Lilanthe crouched lower on the branch. She had been too long alone to give up her freedom lightly. They called for her, then harnessed the mares to the caravans. "Do no' worry, son," Morrell said. "I doubt she'll stop following us after all this time."
"Something may have happened to her. I wish she wouldna shield herself from me." Lilanthe smiled to herself. It was easy for her to think of trees and sky and wind and sunlight, the thoughts playing on the surface of her mind effectively hiding the thoughts below. It was much harder for humans, who had so little control over their thoughts and so little connection with the world around them. Even Dide, who was surprisingly good at it, was unable to shield as effectively as Lilanthe. She waited until the horses had plodded almost out of sight, then slipped out of the tree and began to follow them. Morrell's words had caused a brief smart of humiliation, but they were essentially true. Lilanthe had no intention of losing touch with the jongleurs.
It was some hours later that Lilanthe became aware of other minds brushing the edge of her awareness. Cautiously she cast her mind out, and encountered hunger, blood-lust, the hunters' impulse. They were not minds she had ever encountered before, though the thoughts were familiar, akin to the thoughts of a rat-catcher she remembered from her childhood, a man who set packs of rats upon dogs for the amusement of the villagers. Shuddering a little, Lilanthe increased her pace, deciding she should really stay a little closer to the caravans. She wondered if Dide could sense the minds as well, and was answered when he began to call for her, peering anxiously into the glades stretching on either side of the narrow road. She began to hurry forward, casting aside her shield.
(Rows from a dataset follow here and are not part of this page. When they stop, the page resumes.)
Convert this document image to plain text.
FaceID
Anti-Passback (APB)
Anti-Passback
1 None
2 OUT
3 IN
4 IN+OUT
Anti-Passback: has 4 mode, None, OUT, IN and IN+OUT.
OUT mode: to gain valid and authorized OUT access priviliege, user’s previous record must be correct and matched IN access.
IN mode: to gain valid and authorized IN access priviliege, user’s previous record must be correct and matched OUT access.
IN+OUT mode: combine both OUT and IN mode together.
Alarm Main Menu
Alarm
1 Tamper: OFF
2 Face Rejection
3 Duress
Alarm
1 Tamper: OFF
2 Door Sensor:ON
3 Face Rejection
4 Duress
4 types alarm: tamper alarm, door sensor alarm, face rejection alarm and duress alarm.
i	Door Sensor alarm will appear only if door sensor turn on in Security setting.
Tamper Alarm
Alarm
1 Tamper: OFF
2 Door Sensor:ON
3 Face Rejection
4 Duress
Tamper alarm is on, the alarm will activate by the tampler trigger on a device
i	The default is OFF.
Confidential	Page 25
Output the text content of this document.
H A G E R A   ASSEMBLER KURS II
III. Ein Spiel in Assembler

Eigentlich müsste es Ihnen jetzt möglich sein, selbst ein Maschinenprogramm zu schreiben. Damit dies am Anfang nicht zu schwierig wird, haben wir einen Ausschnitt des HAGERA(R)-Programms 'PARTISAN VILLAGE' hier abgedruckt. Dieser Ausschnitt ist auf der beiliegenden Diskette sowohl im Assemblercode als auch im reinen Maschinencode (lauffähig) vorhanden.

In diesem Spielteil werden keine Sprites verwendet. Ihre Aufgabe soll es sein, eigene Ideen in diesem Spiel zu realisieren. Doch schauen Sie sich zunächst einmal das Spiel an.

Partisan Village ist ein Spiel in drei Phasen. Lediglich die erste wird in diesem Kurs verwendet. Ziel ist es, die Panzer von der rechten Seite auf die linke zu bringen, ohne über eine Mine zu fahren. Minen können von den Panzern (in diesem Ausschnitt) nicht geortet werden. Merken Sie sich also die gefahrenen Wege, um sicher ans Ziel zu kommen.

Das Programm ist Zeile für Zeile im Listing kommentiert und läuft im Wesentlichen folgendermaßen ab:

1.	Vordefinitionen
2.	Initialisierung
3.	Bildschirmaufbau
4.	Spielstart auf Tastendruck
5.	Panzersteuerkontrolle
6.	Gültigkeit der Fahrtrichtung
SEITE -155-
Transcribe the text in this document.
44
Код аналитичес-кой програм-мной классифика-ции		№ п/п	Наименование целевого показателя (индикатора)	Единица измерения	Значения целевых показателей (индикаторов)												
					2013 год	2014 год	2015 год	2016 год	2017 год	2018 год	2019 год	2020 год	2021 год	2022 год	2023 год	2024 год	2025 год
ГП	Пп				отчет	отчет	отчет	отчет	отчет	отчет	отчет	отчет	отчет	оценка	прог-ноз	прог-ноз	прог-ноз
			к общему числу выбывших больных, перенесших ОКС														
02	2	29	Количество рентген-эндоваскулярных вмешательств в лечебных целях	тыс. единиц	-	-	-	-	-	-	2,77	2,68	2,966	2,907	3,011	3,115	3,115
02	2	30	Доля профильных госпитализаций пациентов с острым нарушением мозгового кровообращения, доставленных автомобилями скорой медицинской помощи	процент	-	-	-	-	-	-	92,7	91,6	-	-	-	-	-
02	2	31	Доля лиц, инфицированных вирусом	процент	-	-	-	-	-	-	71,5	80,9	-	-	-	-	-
Hurry! he thought. Danger coming!
Lilanthe ran as fast as she could, but the caravans were swinging out of sight. She felt the pursuit growing closer and swung round to face it, digging her bare feet into the soil. She felt the shiver of changing run over her, felt rather than saw them burst out of the woods and gallop towards her. There were seven of them, long-haired women with cloven hooves and horns of all different shapes. They wore short kilts of badly cured leather and necklaces of animal and human teeth that bounced against their three pairs of breasts. Down their spines grew a ridge of coarse, wiry hair that ended in a long, tufted tail. Hollering with vicious glee, they waved rough clubs made of wood and stone tied together with cord.
Lilanthe's torso stretched and twisted, her arms lengthening and diverging into slim white branches that dangled towards the ground. Her hair sprouted and grew into long trailers with tiny green flowers clustered along the stem.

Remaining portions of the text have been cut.